Australia’s central back on cut its benchmark interest rate Tuesday by a quarter of a percentage point to a new record low of 1.25% in the first rate change in almost three years.

The change was widely expected after Reserve Bank of Australia Governor Philip Lowe said two weeks ago that inflation was likely to remain below the bank’s target range of 2% to 3% a year and that a decrease in the cash rate would likely be appropriate.

The bank’s board moves interest rates at monthly meetings to keep inflation within the target range. Inflation is currently running at 1.3%. Lower rates are a boon for borrowers and can help stimulate more business activity.

“The board took this decision to support employment growth and provide greater confidence that inflation will be consistent with the medium-term target,” the bank said in a statement.

It said the outlook for the global economy “remains reasonable,” but risks stemming from trade disputes are growing.

“Growth in international trade remains weak and the increased uncertainty is affecting investment intentions in a number of countries, it said.

The cash rate last moved in August 2016 when it was reduced by 0.25% to 1.5%.
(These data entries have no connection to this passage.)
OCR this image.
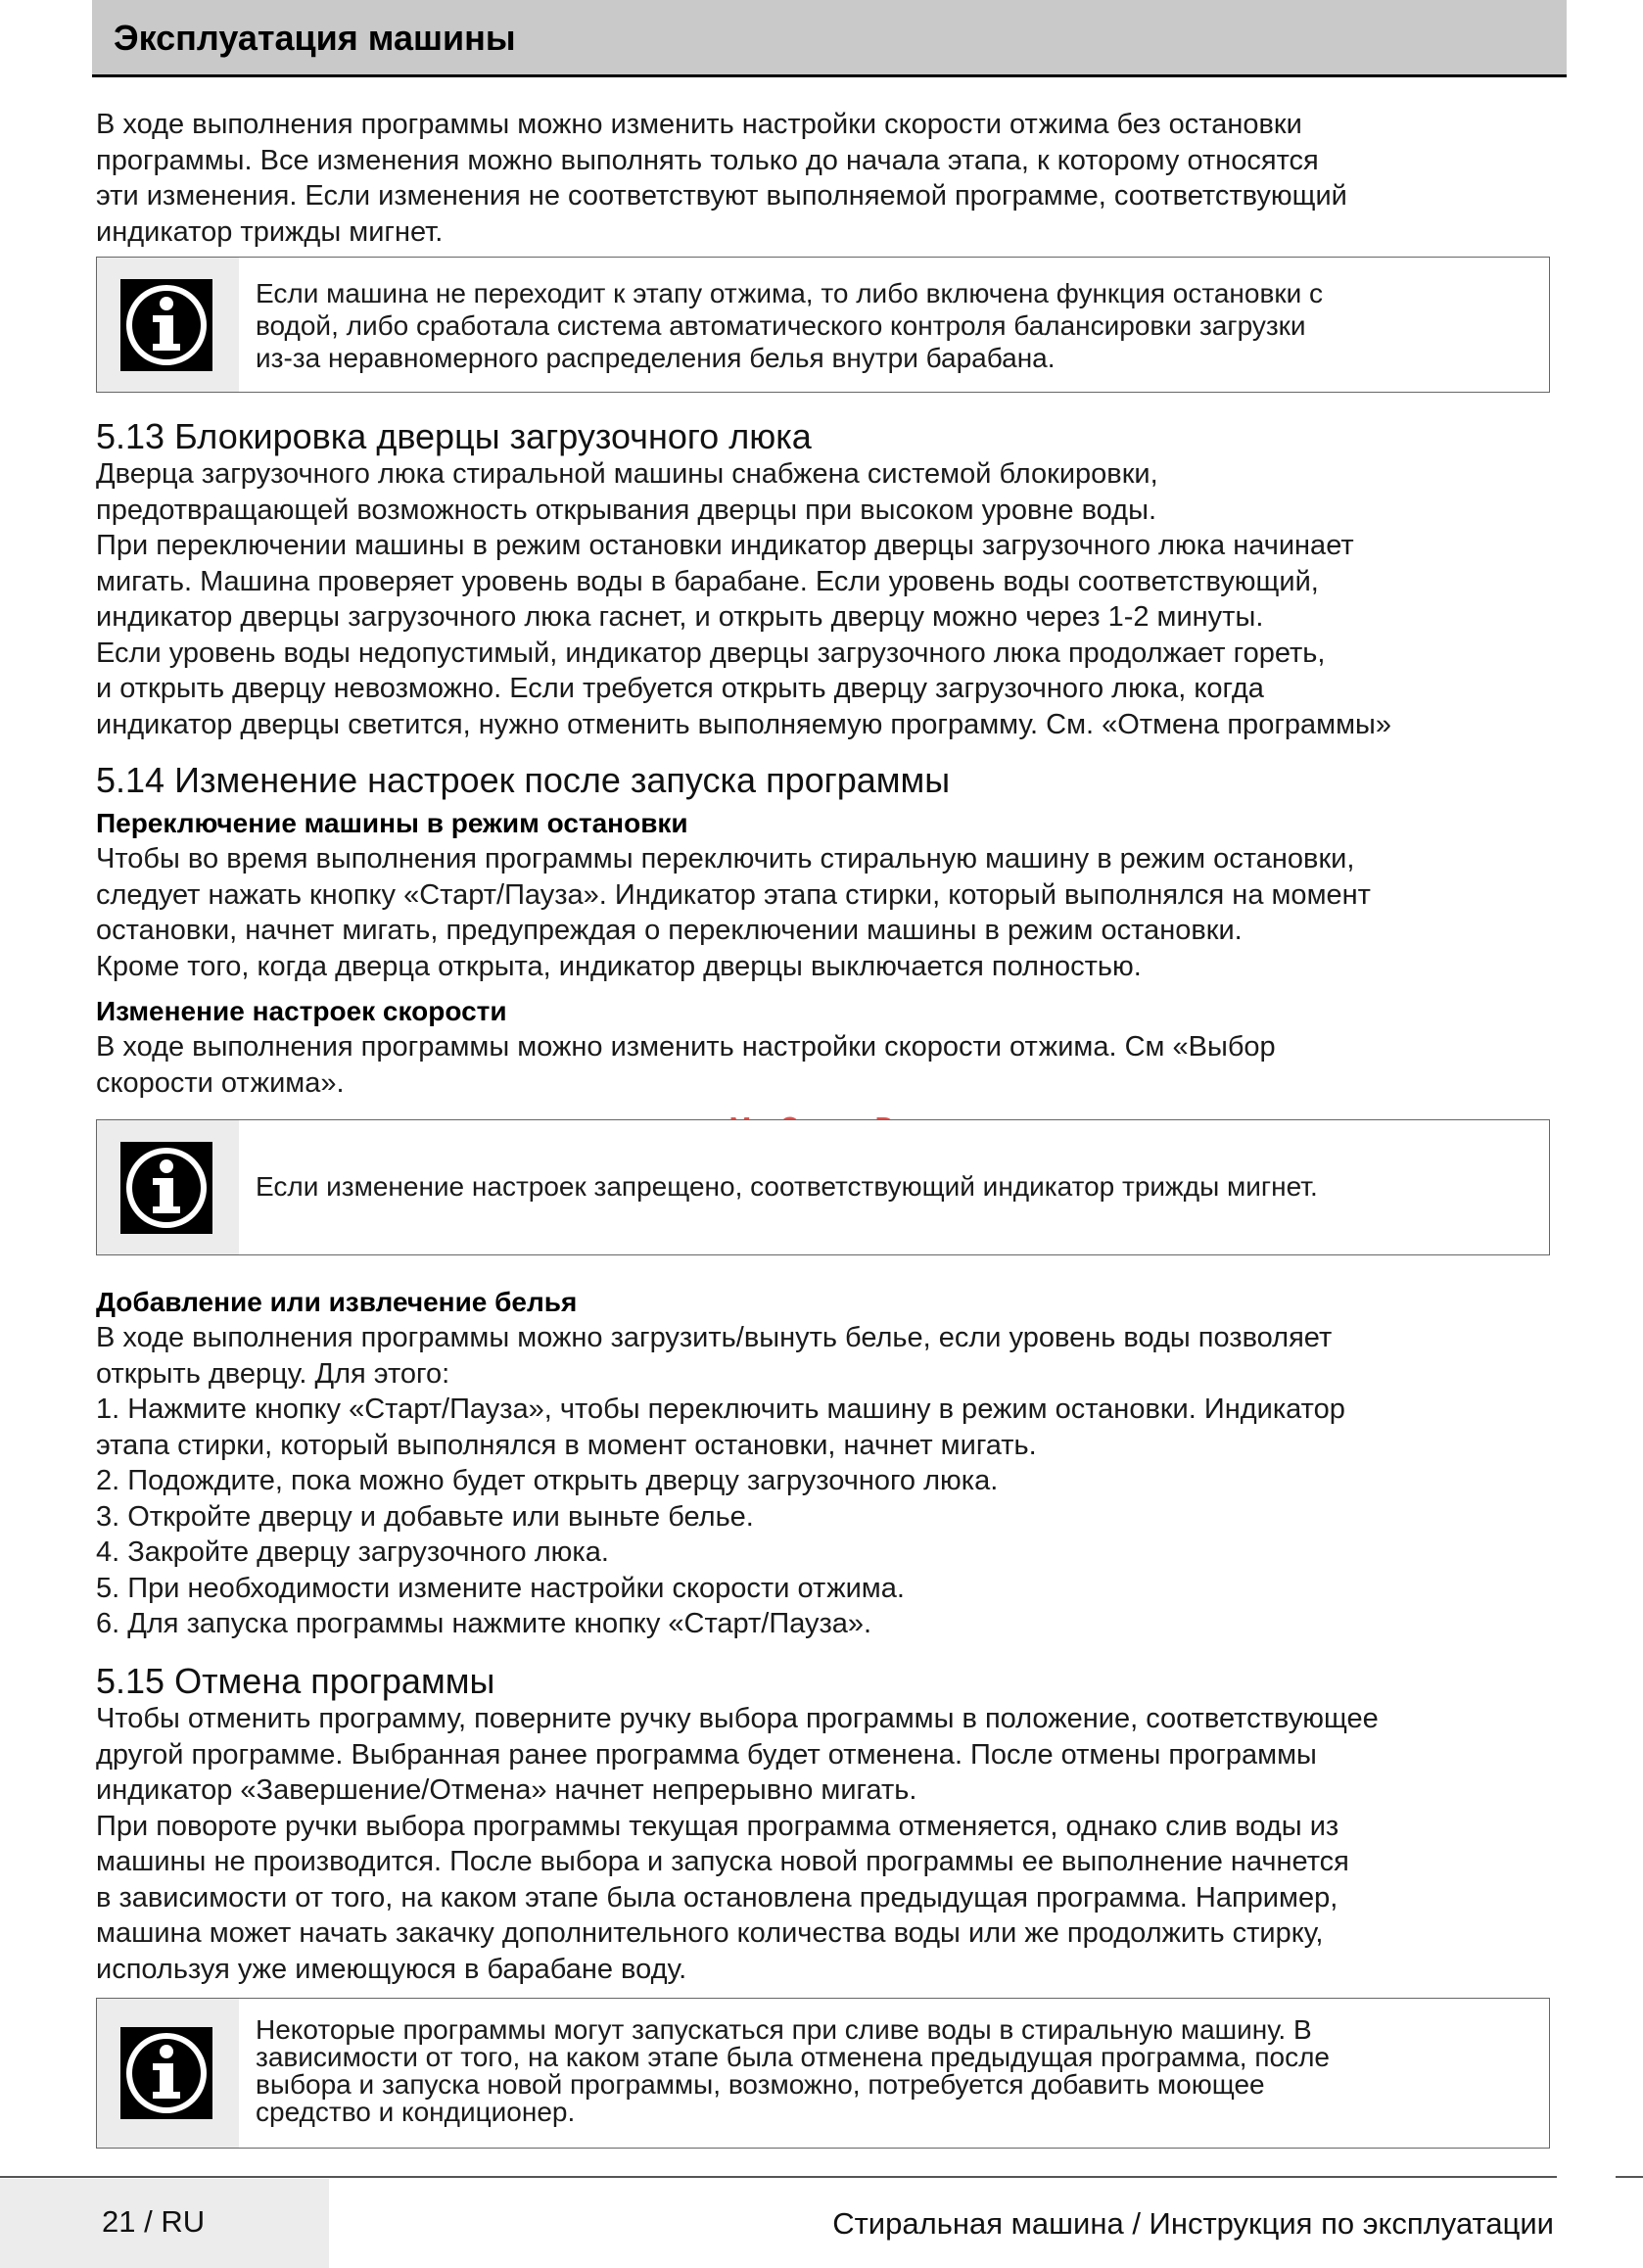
Эксплуатация машины
В ходе выполнения программы можно изменить настройки скорости отжима без остановки
программы. Все изменения можно выполнять только до начала этапа, к которому относятся
эти изменения. Если изменения не соответствуют выполняемой программе, соответствующий
индикатор трижды мигнет.
Если машина не переходит к этапу отжима, то либо включена функция остановки с
водой, либо сработала система автоматического контроля балансировки загрузки
из-за неравномерного распределения белья внутри барабана.
5.13 Блокировка дверцы загрузочного люка
Дверца загрузочного люка стиральной машины снабжена системой блокировки,
предотвращающей возможность открывания дверцы при высоком уровне воды.
При переключении машины в режим остановки индикатор дверцы загрузочного люка начинает
мигать. Машина проверяет уровень воды в барабане. Если уровень воды соответствующий,
индикатор дверцы загрузочного люка гаснет, и открыть дверцу можно через 1-2 минуты.
Если уровень воды недопустимый, индикатор дверцы загрузочного люка продолжает гореть,
и открыть дверцу невозможно. Если требуется открыть дверцу загрузочного люка, когда
индикатор дверцы светится, нужно отменить выполняемую программу. См. «Отмена программы»
5.14 Изменение настроек после запуска программы
Переключение машины в режим остановки
Чтобы во время выполнения программы переключить стиральную машину в режим остановки,
следует нажать кнопку «Старт/Пауза». Индикатор этапа стирки, который выполнялся на момент
остановки, начнет мигать, предупреждая о переключении машины в режим остановки.
Кроме того, когда дверца открыта, индикатор дверцы выключается полностью.
Изменение настроек скорости
В ходе выполнения программы можно изменить настройки скорости отжима. См «Выбор
скорости отжима».
Если изменение настроек запрещено, соответствующий индикатор трижды мигнет.
Добавление или извлечение белья
В ходе выполнения программы можно загрузить/вынуть белье, если уровень воды позволяет
открыть дверцу. Для этого:
1. Нажмите кнопку «Старт/Пауза», чтобы переключить машину в режим остановки. Индикатор
этапа стирки, который выполнялся в момент остановки, начнет мигать.
2. Подождите, пока можно будет открыть дверцу загрузочного люка.
3. Откройте дверцу и добавьте или выньте белье.
4. Закройте дверцу загрузочного люка.
5. При необходимости измените настройки скорости отжима.
6. Для запуска программы нажмите кнопку «Старт/Пауза».
5.15 Отмена программы
Чтобы отменить программу, поверните ручку выбора программы в положение, соответствующее
другой программе. Выбранная ранее программа будет отменена. После отмены программы
индикатор «Завершение/Отмена» начнет непрерывно мигать.
При повороте ручки выбора программы текущая программа отменяется, однако слив воды из
машины не производится. После выбора и запуска новой программы ее выполнение начнется
в зависимости от того, на каком этапе была остановлена предыдущая программа. Например,
машина может начать закачку дополнительного количества воды или же продолжить стирку,
используя уже имеющуюся в барабане воду.
Некоторые программы могут запускаться при сливе воды в стиральную машину. В
зависимости от того, на каком этапе была отменена предыдущая программа, после
выбора и запуска новой программы, возможно, потребуется добавить моющее
средство и кондиционер.
21 / RU	Стиральная машина / Инструкция по эксплуатации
The rate has not been increased since November 2010 when it rose 0.25% to 4.75%.

Treasurer Josh Frydenberg met with chief executives of Australia’s major banks in recent days to urge them to pass on the full value of any rate cut to borrowers.

“I expect all banks to pass on the benefits of sustained reductions in funding costs,” Frydeneberg told The Sydney Morning Herald newspaper.

The reduction is expected to boost Australia’s flagging housing market, increase exports by reducing the value of the Australian currency and create jobs.

Lowe said in a speech two weeks ago that Australia had to “do better” than the current jobless rate of 5.2%, which had increased from 4.9%.

The Australian economy is suffering from the end of a mining boom, largely to supply China, that carried the country through the global economic crisis without a recession. The country has not suffered a recession — defined as two consecutive quarters of economic contraction — since the June quarter of 1991.